The efficacy of cetuximab plus FOLFIRI as first-line treatment for metastatic colorectal cancer was tested against FOLFIRI alone, and the mutation status of the KRAS gene was correlated with the clinical response to cetuximab. The primary end point was progression-free survival. A total of 1,198 patients were equally randomly assigned into two arms, one received cetuximab plus FOLFIRI, and the other arm received FOLFIRI alone. The overall survival was not different between the two treatment groups (hazard ratio, 0.93; 95% CI, 0.81 to 1.07; p = 0.31). The hazard ratio for progression-free survival in the cetuximab– FOLFIRI group as compared with the FOLFIRI group was 0.85 (95% confidence interval [CI], 0.72 to 0.99; p = 0.048). KRAS mutation significantly affected response rate (p = 0.03) with no significant effect on either OS (p = 0.44), or PFS (p = 0.07). The hazard ratio for progression-free survival among patients with wild-type–KRAS tumors was 0.68 (95% CI, 0.50 to 0.94), in favor of the cetuximab–FOLFIRI group. Grade 3 or 4 adverse events were more frequent with cetuximab plus FOLFIRI than with FOLFIRI alone: skin reactions (which were grade 3 only) (in 19.7% vs. 0.2% of patients, p < 0.001), infusion-related reactions (in 2.5% vs. 0%, p < 0.001), and diarrhea (in 15.7% vs. 10.5%, p = 0.008). It was concluded that only KRAS wild type tumors had reduced risk of progression with cetuximab therapy [19].

In another study, patients with metastatic colorectal cancer previously treated with a fluoropyrimidine regimen were randomly assigned to FOLFIRI or FOLFIRI plus panitumumab. Patients with KRAS wild-type tumors experienced a statistically significant PFS advantage (HR, 0.73; 95% CI, 0.59–0.90; p = 0.004, stratified log-rank). Median PFS was 5.9 months (95% CI, 5.5-6.7) for panitumumab- FOLFIRI and 3.9 months (95% CI, 3.7 months–5.3 months) for FOLFIRI alone. Panitumumab did not significantly affect OS or PFS in patients with mutant KRAS tumors [20].

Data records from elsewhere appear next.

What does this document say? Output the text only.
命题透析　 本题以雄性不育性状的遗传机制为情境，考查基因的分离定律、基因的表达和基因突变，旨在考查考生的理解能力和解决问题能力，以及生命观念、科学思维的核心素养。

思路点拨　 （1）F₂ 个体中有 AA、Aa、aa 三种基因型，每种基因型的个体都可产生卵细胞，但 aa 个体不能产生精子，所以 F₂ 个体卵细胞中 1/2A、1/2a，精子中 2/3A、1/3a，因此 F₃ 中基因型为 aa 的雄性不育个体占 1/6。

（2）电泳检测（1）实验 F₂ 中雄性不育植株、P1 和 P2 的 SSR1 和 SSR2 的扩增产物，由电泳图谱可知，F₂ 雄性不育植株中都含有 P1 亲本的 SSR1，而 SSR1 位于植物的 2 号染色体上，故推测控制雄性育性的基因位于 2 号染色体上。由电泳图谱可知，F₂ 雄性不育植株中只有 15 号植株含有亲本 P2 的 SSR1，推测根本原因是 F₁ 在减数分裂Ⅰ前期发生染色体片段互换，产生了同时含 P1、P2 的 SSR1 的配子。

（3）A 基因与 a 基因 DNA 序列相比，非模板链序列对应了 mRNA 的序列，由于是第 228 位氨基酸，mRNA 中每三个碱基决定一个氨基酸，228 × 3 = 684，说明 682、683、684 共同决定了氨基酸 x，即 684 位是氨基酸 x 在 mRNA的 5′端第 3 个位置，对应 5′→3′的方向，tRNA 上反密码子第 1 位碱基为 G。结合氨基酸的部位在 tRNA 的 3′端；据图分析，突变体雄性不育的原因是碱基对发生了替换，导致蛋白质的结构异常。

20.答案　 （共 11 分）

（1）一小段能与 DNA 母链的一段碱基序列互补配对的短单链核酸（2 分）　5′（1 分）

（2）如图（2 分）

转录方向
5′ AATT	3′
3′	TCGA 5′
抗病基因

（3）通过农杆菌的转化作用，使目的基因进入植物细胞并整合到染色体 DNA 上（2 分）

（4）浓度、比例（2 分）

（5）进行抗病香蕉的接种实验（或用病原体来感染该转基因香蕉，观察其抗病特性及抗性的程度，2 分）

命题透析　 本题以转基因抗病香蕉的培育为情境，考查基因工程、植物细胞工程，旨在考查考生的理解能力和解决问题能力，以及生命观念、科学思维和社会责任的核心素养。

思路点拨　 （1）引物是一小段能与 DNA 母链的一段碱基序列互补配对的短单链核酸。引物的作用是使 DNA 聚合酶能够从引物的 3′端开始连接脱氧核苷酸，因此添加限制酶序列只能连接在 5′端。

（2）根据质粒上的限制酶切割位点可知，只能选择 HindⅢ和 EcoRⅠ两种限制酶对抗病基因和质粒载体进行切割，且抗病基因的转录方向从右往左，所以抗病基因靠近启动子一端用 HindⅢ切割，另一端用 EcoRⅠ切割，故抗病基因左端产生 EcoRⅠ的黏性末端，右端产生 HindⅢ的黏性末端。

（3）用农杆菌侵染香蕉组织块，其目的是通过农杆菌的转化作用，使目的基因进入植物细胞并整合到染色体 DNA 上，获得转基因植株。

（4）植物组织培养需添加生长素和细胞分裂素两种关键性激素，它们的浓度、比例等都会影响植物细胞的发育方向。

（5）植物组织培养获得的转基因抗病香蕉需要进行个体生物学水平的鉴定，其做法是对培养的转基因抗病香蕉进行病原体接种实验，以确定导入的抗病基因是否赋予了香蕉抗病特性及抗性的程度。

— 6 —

In an open, multicentre randomized phase 2 study that examined the effectiveness of cetuximab and either FOLFOX6 (group A) or FOLFIRI (group B) in neoadjuvant treatment of unresectable colorectal liver metastases (CELIM trial), high tumour-response rates were achieved with cetuximab and either FOLFIRI or FOLFOX6. This translated into a high rate of metastasectomy. RR was highest in KRAS wild-type tumors. Objective tumour response was noted in 66 (62%, 95% CI 52– 72) of 106 patients, with a non-significant difference of 11% (95% CI –8 to 30, p = 0·23) between both groups. Tumour response was similar in EGFR-detectable and EGFR-undetectable tumors. R0 resections were achieved in 36 of 106 patients (34%, 95% CI 25–44), 20 (38%) of 53 in group A, and 16 (30%) of 53 patients in group B. R0 or R1 resection and/or radiofrequency ablation was done in 49 (46%) of 106 patients [21]. Of course resectability rate in this study was higher than our study since only patients with potentially resectable liver metastases were included yielding higher rate of response and resectability. Multidisciplinary approach together with the advances in both surgical techniques and systemic therapy, including both chemotherapy and biological agents has lead to significant improvement in survival with increased rate of surgical metastasectomy. However with the higher cost of the biological agents, considering cost-effectiveness relationship, FOLFOXIRI represents a combination that is superior to an infusional FU containing doublet compared to FOLFIRI, with improved efficacy, coupled with a manageable toxicity profile, and comparable to biological agents. Our results support the use of FOLFOXIRI as a first line option of care for selected patients with metastatic colorectal cancer. We do recommend FOLFOXIRI to be tested in neodjuvant setting in initially unresectable (potentially resectable) patients and perhaps in patients with few chances to achieve a three drug exposure in a sequential strategy.